Cediço que, embora exista o dever de o profissional da saúde empregar todos os meios possíveis para salvar o paciente, deverá o profissional respeitar a vontade do enfermo conforme prevê os art. 22 do Código de Ética Médico e em respeito ao princípio bioético da autonomia de vontade, não podendo obrigá-lo a tratamento clínico ou cirúrgico, devendo sempre respeitar a relação médico-paciente, que consiste no consentimento informado (expresso).

Entretanto, tal dispositivo não deve ser empregado quando houver preponderância de interesse público à saúde sobre o interesse individual da pessoa. Restando claro, desse modo, que embora o Código Civil tutele a liberdade e a autonomia de vontade do paciente, estas não são absolutas.

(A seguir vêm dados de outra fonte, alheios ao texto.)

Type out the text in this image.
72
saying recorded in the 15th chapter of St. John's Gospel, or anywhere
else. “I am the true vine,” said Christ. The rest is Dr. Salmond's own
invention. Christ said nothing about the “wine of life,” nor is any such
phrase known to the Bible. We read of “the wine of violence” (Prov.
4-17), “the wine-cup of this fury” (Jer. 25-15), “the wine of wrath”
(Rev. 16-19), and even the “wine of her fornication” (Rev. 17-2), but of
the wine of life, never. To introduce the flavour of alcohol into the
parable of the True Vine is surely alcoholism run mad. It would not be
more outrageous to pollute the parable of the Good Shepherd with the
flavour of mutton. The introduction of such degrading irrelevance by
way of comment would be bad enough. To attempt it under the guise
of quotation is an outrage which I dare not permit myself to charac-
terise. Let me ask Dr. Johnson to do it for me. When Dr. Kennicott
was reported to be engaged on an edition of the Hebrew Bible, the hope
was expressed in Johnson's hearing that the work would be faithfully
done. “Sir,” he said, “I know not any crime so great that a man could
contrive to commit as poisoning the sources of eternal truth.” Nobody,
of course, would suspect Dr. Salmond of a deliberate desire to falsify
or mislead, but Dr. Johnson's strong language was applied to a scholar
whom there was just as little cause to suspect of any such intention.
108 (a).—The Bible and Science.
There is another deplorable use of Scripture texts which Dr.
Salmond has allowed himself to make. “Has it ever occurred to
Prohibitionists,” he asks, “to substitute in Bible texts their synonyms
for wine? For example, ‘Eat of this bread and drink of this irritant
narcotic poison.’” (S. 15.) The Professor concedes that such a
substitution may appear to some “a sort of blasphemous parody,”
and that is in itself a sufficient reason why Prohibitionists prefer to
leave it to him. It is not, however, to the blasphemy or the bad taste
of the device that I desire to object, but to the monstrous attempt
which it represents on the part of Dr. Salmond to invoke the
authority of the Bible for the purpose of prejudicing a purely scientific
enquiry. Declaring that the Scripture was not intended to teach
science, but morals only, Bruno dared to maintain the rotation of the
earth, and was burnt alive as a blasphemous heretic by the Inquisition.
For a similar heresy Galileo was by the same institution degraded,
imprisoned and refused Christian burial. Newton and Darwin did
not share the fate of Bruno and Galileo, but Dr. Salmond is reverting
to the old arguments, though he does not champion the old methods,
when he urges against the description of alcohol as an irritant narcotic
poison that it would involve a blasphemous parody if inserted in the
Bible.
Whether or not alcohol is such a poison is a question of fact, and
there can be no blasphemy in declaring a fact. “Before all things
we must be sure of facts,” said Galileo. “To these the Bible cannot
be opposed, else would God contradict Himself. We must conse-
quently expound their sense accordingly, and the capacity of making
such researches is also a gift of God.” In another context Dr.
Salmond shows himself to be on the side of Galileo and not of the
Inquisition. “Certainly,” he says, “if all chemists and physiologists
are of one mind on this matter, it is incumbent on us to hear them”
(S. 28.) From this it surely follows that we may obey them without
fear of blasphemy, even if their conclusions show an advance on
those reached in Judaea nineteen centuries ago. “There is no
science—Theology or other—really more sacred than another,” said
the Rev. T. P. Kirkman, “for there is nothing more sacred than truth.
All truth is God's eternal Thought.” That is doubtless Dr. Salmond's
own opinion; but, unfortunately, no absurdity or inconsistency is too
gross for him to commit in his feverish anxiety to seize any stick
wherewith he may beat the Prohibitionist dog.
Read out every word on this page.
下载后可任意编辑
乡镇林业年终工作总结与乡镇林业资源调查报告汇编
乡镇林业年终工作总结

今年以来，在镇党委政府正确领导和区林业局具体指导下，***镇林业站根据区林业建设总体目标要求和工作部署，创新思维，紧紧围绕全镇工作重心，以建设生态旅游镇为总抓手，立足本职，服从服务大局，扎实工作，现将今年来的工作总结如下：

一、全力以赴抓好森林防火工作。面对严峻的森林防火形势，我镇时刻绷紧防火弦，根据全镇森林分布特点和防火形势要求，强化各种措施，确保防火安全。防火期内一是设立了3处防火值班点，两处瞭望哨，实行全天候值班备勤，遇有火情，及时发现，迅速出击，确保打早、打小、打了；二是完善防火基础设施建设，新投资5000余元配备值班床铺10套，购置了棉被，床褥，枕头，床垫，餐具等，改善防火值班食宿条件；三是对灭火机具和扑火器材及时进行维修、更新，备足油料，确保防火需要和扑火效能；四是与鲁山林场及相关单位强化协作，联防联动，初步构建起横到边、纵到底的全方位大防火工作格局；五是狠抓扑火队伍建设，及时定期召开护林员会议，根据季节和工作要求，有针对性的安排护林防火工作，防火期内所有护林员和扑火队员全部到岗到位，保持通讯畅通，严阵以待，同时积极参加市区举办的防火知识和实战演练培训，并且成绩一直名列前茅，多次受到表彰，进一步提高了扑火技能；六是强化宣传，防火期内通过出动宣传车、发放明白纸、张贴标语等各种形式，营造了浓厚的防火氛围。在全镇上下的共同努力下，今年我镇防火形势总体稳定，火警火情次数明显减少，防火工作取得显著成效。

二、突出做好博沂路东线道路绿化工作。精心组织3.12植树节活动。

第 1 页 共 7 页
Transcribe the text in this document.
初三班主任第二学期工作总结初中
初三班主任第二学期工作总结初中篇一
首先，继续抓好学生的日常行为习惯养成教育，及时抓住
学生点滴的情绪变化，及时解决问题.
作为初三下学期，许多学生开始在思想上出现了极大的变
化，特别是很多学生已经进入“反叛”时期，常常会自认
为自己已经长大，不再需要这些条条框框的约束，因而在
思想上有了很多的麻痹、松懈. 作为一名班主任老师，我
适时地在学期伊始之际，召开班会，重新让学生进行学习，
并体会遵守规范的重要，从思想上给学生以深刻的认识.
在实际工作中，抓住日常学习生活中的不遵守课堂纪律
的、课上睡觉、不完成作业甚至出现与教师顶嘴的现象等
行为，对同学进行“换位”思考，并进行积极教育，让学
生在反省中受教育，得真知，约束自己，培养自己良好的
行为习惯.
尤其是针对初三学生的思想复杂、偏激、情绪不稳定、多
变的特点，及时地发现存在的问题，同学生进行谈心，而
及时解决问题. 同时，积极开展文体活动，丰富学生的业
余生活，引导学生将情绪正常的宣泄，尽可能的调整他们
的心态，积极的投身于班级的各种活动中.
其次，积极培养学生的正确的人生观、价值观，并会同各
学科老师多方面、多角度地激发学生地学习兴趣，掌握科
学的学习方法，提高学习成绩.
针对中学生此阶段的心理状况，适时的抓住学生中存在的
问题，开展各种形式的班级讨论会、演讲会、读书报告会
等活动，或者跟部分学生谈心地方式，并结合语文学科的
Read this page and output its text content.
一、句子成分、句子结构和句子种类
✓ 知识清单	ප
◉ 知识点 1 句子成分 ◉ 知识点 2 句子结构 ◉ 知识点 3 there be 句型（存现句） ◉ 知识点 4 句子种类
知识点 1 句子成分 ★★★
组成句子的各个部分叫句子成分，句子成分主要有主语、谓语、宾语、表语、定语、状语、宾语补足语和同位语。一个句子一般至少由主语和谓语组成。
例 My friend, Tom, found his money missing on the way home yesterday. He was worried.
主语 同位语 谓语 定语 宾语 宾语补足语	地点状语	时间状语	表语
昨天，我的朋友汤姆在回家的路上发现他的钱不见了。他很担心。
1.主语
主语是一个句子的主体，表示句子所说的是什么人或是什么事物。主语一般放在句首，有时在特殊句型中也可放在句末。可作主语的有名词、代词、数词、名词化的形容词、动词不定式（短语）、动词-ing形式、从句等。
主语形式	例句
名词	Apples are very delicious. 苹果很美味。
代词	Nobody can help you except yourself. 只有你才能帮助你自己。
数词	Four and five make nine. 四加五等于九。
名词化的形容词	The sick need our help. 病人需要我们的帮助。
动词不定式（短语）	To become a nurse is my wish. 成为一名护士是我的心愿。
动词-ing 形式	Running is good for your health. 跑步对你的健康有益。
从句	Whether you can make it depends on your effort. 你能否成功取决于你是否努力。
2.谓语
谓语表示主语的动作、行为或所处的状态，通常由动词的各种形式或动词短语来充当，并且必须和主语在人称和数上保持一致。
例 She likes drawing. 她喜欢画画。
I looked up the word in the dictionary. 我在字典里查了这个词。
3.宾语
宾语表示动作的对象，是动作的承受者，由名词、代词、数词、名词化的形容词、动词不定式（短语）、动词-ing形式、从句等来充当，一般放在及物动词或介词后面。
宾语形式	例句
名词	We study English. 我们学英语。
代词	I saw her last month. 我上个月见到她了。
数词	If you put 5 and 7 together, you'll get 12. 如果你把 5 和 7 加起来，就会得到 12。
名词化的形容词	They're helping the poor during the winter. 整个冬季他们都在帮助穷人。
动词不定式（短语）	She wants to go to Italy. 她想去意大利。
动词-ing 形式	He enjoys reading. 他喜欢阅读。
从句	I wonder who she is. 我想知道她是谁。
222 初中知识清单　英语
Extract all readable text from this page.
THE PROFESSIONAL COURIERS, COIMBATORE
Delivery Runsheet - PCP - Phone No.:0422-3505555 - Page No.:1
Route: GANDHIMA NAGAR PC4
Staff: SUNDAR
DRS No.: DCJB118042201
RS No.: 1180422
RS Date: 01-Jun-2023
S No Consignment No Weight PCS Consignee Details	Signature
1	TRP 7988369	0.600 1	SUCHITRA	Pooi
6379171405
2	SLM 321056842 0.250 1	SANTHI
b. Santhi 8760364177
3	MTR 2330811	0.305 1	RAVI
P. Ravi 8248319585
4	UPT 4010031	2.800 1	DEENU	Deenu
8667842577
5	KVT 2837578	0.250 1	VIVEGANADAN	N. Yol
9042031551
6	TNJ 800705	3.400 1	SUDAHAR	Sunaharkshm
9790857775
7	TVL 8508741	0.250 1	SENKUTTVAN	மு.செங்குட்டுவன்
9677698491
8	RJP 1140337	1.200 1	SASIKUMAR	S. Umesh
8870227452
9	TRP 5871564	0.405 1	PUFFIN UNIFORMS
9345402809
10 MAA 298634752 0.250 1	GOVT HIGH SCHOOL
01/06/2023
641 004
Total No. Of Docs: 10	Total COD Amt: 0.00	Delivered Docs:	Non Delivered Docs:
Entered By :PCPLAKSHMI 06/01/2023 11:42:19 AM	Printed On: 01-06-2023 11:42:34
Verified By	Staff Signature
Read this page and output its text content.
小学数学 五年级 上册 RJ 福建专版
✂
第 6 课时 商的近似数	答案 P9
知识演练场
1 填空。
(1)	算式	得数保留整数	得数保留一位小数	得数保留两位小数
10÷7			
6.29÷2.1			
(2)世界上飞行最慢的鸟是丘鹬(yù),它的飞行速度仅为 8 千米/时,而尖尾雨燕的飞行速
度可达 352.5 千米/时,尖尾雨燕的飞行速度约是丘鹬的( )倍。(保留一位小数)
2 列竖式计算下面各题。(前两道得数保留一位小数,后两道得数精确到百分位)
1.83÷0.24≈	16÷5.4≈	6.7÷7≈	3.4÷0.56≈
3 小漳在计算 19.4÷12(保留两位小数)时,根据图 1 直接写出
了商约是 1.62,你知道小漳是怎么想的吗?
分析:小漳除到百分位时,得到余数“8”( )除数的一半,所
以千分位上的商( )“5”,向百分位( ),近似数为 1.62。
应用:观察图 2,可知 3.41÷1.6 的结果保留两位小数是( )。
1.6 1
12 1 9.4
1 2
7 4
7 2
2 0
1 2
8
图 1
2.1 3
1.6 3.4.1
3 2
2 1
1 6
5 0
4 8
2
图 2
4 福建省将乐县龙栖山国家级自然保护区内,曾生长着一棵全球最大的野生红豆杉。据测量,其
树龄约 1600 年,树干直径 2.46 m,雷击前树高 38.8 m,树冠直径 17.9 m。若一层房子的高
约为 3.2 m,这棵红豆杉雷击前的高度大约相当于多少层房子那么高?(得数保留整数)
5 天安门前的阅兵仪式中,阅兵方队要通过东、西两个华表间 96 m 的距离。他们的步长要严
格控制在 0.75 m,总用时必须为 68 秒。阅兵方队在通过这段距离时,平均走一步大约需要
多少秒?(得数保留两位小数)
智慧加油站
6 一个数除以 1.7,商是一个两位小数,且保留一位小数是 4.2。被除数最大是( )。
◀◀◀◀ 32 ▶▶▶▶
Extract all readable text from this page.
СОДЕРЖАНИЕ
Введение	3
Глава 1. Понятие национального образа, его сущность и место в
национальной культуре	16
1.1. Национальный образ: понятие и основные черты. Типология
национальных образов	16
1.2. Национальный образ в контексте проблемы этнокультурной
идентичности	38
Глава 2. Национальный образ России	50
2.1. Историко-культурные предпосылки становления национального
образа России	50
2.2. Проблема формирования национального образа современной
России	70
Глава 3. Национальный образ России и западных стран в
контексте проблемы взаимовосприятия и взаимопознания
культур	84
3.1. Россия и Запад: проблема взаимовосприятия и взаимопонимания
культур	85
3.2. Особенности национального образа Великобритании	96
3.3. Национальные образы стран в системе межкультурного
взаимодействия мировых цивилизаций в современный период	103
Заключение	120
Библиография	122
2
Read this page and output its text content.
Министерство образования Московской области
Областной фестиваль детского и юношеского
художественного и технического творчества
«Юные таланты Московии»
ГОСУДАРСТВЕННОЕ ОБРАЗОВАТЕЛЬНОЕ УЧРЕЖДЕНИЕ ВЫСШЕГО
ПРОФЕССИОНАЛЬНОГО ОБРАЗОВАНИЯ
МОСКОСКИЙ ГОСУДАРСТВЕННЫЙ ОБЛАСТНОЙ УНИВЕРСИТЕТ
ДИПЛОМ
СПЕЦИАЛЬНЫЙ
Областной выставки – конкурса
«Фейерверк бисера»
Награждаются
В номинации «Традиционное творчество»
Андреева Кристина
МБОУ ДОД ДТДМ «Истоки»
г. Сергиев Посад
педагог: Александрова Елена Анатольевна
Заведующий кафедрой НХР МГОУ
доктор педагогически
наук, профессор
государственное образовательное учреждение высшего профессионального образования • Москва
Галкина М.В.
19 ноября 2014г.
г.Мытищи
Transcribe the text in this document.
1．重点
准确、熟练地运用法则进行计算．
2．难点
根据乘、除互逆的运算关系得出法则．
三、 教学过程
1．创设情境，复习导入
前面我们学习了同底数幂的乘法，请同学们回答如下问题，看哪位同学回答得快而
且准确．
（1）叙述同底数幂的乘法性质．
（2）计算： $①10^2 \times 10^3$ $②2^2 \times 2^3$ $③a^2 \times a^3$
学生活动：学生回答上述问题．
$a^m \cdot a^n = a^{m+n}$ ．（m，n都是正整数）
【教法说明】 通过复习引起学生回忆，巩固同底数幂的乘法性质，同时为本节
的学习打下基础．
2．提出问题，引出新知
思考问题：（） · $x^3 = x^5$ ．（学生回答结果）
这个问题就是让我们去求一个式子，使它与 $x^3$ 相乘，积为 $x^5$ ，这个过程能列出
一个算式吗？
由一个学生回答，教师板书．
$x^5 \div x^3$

Por derradeiro, pondero apenas em relação as modalidade de garantias dos direitos da personalidade.

Por primeiro, a tutela privada, sendo a sua utilização excepcional, pois, evidente que cabe ao Estado o dever de zelar pela paz e justiça. Caracteriza-se pelo momento de urgência de sua proteção, como, por exemplo, nos casos de legítima defesa ou estado de perigo.

Com relação a tutela indenizatória, é aquela prevista no art. 12 do Código Civil, que confere o direito de a vítima pleitear perdas e danos causados a direitos da personalidade. Cuida-se de responsabilidade civil, também estando prevista no art. 186 do mesmo dispositivo legal.

Por final, a tutela preventiva e atenuante, que é aquela também prevista no art. 12 do Código Civil, que confere ao titular do direito que requeira a cessação da ameaça ou lesão a direito da personalidade.

No mais, concluo que o direito brasileiro, através de normas gerais de proteção da personalidade, inseridas na Constituição Federal, no Código Civil e na legislação esparça, outorga ampla tutela aos direitos personalíssimos.


Autor: Dr. Luís Henrique Antonio & Dr. Mateus Feitosa

Bibliografia:

[1] BRASIL. Código Civil. ed. especial. São Paulo: Revista dos Tribunais, 2016.

[2] SZANIAWSKI, Elimar. Direitos de Personalidade e sua tutela. 2. ed., São Paulo: Revista dos Tribunais, 2005. p. 183.

[3] BRASIL. Código Civil. ed. especial. São Paulo: Revista dos Tribunais, 2016.